After a series of motions, votes, rescissions and more motions and votes, the Kilgore ISD Board of Trustees will help pay for rings and lapel pins to celebrate the state champion Kilgore High School boys’ varsity soccer team.
The action, which came by resolution, was accompanied by much discussion about the precedent it would set. When the 2004 football team won the state championship, the University Interscholastic Team prohibited school districts from purchasing commemorative rings or lapel pins for student athletes.
That rule changed in 2015, though, allowing districts to purchase commemorative rings or other “major award” for state championships.
The KISD board ultimately approved by a 5-2 vote to pay $200 toward the awards per student athlete, student trainer, coach and trainer associated with the team.
Trustees Joe T. Parker and Scott Montgomery voted against the motion to approve the resolution.
Parker began the discussion with comments about the district’s 2015 decision to elimination the homestead exemption.

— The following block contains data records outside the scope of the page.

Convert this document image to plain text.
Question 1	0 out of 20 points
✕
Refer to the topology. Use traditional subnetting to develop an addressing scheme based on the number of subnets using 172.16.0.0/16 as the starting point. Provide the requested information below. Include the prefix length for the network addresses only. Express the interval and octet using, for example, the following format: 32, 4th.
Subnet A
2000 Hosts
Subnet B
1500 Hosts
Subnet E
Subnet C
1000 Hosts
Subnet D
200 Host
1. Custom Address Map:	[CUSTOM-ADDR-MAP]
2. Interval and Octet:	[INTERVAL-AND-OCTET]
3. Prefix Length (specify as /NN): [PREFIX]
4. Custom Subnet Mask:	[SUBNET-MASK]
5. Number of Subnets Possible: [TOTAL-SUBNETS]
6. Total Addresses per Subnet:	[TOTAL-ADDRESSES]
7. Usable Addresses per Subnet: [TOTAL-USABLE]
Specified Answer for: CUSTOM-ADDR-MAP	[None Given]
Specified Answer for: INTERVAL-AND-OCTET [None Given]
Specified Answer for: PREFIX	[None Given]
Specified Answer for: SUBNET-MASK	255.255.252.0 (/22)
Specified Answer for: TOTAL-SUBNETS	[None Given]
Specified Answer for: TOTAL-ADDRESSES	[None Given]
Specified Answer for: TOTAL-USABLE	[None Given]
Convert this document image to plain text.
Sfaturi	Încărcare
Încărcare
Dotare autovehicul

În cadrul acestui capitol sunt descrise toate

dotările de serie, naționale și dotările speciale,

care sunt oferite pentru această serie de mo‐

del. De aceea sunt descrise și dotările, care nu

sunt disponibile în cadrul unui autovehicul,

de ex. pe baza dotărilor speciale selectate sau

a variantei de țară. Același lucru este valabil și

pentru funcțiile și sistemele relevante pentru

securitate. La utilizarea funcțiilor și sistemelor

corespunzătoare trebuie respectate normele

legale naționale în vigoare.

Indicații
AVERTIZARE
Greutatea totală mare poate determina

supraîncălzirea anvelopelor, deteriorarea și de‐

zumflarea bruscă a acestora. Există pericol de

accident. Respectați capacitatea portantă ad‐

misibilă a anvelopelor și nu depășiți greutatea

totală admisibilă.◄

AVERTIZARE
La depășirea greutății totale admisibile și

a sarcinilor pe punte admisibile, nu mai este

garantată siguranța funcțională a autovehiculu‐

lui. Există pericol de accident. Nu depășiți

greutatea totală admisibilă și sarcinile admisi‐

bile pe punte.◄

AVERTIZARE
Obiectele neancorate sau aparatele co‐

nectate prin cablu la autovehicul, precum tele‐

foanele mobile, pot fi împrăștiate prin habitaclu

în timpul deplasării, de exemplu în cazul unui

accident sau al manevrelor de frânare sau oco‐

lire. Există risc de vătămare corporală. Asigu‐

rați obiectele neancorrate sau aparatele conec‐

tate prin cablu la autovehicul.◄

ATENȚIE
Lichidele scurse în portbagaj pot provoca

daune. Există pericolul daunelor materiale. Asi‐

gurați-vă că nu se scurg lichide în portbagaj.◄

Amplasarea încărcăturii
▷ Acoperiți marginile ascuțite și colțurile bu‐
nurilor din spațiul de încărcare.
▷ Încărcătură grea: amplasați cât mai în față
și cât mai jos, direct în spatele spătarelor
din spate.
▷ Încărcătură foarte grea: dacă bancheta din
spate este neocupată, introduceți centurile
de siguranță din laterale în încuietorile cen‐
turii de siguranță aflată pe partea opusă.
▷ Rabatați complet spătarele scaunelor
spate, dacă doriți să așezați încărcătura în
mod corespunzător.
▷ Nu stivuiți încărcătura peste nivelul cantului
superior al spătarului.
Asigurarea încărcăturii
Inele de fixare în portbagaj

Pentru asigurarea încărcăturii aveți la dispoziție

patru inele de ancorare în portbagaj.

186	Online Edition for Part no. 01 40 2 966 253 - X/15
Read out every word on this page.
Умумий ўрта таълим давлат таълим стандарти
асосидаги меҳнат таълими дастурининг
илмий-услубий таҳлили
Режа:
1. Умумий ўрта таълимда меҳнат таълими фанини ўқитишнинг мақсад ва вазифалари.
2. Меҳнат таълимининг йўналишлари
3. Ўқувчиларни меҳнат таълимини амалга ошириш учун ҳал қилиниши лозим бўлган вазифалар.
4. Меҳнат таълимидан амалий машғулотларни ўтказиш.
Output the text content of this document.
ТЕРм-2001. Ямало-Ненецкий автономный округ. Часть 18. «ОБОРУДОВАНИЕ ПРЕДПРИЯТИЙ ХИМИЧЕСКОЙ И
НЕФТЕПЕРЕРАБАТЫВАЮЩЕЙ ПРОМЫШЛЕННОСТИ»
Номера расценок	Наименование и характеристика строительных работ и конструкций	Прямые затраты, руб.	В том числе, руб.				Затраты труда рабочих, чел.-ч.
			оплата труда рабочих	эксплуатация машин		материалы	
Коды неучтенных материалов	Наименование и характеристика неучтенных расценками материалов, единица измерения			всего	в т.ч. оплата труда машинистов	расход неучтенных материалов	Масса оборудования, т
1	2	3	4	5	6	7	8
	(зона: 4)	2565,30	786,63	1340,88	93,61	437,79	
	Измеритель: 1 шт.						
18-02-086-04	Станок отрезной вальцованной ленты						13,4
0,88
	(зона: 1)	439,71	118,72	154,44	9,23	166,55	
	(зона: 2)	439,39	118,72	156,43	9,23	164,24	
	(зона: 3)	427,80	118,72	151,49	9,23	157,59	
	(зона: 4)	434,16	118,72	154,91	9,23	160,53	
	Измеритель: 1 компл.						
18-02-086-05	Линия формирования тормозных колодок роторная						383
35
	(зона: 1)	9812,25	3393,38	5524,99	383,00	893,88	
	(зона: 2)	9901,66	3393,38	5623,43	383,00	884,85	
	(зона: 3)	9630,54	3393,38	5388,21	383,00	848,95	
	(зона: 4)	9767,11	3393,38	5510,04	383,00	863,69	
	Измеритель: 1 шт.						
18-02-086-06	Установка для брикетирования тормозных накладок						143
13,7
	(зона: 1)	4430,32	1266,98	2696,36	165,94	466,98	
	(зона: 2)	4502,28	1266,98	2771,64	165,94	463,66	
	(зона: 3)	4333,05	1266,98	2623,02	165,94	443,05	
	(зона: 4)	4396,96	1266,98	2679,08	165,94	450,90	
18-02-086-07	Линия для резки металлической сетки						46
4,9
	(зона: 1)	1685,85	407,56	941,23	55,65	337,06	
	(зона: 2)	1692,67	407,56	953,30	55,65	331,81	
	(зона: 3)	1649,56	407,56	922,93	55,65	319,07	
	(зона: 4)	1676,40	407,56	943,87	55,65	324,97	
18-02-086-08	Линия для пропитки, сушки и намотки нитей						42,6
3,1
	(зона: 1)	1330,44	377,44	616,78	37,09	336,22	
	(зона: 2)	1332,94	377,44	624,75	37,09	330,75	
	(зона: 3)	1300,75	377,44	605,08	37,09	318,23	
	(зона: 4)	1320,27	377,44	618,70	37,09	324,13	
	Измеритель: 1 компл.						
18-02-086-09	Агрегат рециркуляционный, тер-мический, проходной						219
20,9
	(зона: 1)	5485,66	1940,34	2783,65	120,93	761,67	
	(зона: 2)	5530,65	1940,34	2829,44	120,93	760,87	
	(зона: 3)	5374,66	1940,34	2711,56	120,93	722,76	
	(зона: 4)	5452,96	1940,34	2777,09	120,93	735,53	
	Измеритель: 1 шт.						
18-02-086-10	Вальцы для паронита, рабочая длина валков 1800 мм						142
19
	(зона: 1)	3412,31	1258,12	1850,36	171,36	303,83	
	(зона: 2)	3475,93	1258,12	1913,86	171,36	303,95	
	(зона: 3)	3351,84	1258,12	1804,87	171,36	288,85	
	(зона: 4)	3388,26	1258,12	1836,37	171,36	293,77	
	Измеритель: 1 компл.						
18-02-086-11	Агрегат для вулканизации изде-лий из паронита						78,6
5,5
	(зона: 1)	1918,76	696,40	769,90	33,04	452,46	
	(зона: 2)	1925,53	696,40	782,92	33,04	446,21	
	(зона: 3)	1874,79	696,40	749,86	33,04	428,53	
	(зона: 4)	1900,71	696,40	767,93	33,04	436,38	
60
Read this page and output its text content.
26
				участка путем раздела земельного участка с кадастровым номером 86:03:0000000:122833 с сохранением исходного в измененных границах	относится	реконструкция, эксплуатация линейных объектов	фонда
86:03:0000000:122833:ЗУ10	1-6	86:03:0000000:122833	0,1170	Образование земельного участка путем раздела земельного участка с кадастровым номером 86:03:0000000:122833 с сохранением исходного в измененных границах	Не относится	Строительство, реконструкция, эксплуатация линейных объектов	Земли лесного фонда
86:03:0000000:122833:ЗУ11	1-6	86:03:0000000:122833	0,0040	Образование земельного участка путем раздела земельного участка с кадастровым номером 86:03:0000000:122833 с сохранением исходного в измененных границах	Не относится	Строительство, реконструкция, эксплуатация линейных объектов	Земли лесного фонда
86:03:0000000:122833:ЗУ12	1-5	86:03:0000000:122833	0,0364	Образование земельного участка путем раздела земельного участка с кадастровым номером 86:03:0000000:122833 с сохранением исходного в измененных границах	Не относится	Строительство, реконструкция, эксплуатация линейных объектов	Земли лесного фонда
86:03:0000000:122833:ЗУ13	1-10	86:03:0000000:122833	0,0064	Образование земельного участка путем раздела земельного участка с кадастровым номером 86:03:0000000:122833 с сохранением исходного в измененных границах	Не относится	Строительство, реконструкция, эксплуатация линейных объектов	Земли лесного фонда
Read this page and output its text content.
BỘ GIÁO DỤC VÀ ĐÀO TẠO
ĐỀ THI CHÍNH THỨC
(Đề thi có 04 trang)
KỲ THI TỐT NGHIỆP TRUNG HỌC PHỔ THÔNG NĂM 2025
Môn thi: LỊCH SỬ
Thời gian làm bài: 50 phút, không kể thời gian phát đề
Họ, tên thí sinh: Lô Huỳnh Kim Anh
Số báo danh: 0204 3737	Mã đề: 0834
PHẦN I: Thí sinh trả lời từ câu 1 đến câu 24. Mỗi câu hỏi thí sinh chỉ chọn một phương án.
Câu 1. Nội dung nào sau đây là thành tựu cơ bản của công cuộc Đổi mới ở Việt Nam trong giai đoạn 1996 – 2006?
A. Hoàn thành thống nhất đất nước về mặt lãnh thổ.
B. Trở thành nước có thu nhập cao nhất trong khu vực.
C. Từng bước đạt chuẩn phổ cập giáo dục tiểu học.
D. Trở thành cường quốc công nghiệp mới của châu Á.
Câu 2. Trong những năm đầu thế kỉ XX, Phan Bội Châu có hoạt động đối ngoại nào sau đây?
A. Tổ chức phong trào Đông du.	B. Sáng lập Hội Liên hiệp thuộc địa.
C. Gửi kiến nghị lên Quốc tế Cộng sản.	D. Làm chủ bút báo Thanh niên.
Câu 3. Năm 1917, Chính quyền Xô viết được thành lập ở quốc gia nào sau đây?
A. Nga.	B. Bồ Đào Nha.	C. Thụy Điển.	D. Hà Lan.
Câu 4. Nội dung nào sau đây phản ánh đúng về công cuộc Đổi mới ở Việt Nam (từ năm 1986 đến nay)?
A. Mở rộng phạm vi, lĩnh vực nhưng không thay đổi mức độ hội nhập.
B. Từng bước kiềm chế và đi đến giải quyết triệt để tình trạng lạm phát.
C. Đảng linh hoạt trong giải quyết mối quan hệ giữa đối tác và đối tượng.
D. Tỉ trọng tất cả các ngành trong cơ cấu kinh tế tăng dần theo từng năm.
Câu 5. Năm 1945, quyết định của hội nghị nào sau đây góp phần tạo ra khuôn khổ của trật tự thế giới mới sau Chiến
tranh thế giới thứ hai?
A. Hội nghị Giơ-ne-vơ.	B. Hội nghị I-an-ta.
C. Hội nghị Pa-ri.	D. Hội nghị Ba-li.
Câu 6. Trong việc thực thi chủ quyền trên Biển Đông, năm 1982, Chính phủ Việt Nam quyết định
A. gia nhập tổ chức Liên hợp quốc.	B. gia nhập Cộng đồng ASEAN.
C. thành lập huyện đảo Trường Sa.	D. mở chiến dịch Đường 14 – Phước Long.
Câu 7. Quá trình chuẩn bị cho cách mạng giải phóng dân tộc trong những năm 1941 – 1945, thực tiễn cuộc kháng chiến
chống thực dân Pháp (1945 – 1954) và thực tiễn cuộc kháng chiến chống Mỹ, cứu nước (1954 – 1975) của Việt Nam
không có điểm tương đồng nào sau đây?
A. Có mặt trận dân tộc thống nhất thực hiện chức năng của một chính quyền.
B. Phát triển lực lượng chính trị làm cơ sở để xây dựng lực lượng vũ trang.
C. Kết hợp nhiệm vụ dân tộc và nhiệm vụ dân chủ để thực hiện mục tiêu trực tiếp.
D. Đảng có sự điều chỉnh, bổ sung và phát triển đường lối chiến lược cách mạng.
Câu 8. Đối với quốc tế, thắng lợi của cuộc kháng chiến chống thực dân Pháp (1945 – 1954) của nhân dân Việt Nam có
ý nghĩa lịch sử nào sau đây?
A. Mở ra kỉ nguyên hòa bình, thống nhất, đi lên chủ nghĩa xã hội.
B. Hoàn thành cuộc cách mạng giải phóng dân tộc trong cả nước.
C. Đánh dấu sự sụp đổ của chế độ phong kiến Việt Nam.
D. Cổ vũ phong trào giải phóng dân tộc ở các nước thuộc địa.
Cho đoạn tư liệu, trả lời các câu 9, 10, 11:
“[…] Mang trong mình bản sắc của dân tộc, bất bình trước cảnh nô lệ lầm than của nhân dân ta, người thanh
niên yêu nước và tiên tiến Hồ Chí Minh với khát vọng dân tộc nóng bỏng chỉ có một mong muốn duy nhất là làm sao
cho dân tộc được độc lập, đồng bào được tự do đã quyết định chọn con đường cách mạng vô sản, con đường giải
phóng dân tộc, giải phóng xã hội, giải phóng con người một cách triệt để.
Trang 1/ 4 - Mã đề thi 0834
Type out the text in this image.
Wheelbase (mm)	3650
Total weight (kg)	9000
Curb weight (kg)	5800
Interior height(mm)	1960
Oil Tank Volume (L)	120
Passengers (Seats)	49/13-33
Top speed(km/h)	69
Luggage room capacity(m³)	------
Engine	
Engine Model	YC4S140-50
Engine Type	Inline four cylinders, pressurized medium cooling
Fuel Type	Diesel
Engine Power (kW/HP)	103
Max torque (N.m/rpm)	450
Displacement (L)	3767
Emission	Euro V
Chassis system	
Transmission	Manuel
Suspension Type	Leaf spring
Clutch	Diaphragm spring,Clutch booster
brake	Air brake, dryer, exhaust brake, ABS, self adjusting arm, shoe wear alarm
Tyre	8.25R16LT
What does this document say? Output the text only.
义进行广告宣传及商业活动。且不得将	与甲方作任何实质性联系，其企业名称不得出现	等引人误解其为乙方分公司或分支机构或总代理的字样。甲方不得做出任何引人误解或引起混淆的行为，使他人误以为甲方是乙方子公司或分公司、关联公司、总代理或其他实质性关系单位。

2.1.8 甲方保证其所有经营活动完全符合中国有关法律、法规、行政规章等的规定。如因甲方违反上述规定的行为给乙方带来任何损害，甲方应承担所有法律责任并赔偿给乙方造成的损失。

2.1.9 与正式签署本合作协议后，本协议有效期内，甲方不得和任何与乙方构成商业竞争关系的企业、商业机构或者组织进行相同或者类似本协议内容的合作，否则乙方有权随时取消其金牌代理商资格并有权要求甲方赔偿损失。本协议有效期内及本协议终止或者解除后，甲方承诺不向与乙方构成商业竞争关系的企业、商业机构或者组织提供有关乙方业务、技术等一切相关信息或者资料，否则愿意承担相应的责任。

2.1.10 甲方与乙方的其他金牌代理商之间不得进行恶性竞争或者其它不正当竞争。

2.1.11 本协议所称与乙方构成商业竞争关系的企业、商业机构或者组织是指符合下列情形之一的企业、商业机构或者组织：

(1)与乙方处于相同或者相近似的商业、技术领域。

“I think if this is done, then I think it’s going to make the citizens that were irate even more irate that you’re spending taxpayers’ money on this,” said Parker, who was not a member of the board at the time of the decision and is not named in the ongoing lawsuit against the district and the trustees who were involved in the decision. “We’re supposed to take taxpayers’ money and use that money to give the kids a good education, get good teachers, and we’re supposed to use it wisely… In the past when the kids have made it to the state championship, won the state championship there were ways the community came together and they got those rings, and I think if we did it that way today, I don’t think we’d have a problem with the kids getting the rings.”
Trustee Reggie Henson, however, was the first to support putting money toward the awards.
“If we’re going to sit here and celebrate these kids about winning the state championship and then we’re not going to do anything for them, I think is a disgrace to them,” he said. “We talk about it’s all about the kids. They represented Kilgore well.”
Board Secretary Trey Hattaway put his voice alongside Henson in support of approving the resolution.
“I think we need to do something. I’m not saying we have to pay for it all or whatever,” Hattaway said, but celebrating students’ victories and accomplishments is part of the educational process. “The fact that we might have a champion in this sport or in that division, whatever, I’m ready to celebrate any victory… We can make a policy that will cover everybody.”
That policy will come later, though, as the proposed resolution applies only to the state championship boys’ varsity soccer team.
So as not to exclude any student or staff members of the team, Hattaway made a motion to amend the resolution to include student trainers and professional trainers throughout the document, allowing them the same options as student athletes and coaches to receive awards.
“They’re an integral part of that team, just like the players and the coaches,” Board President Dereck Borders said with Parker agreeing. Coach Mike Wood added the student trainers were recognized with the players during the April 24 board meeting.
The amendment passed by a vote of 6-1 with Montgomery voting against it, but the original amended resolution was met with the 5-2 vote with Parker joining Montgomery with a nay vote.
Less than one minute after voting on the amended resolution, though, Montgomery brought to the board’s attention phrasing that could be misinterpreted as saying the district would give a total amount not to exceed $200, not $200 per person for the award.
After discussion of how to proceed, the board unanimously approved to rescind the just-accepted motion to approve the resolution and then approved a new amendment (by a vote of 6-1 with Montgomery as the one) specifying the $200 was per person toward the award.
The board then voted again on the resolution with the new amendment included, approving it by a vote of 5-2 with Montgomery and Parker remaining in the minority.
Before bringing the discussion into open session, the board met in closed session for “consultation with attorney regarding resolution for award expenditures related to state soccer championship” and for consultation with attorney regarding the homestead exemption lawsuit.
An item to discuss policy that would include a budgetary item to pay at most $200 for students’ state championship commemorative awards is expected to be on the agenda for the May 29 regular board meeting.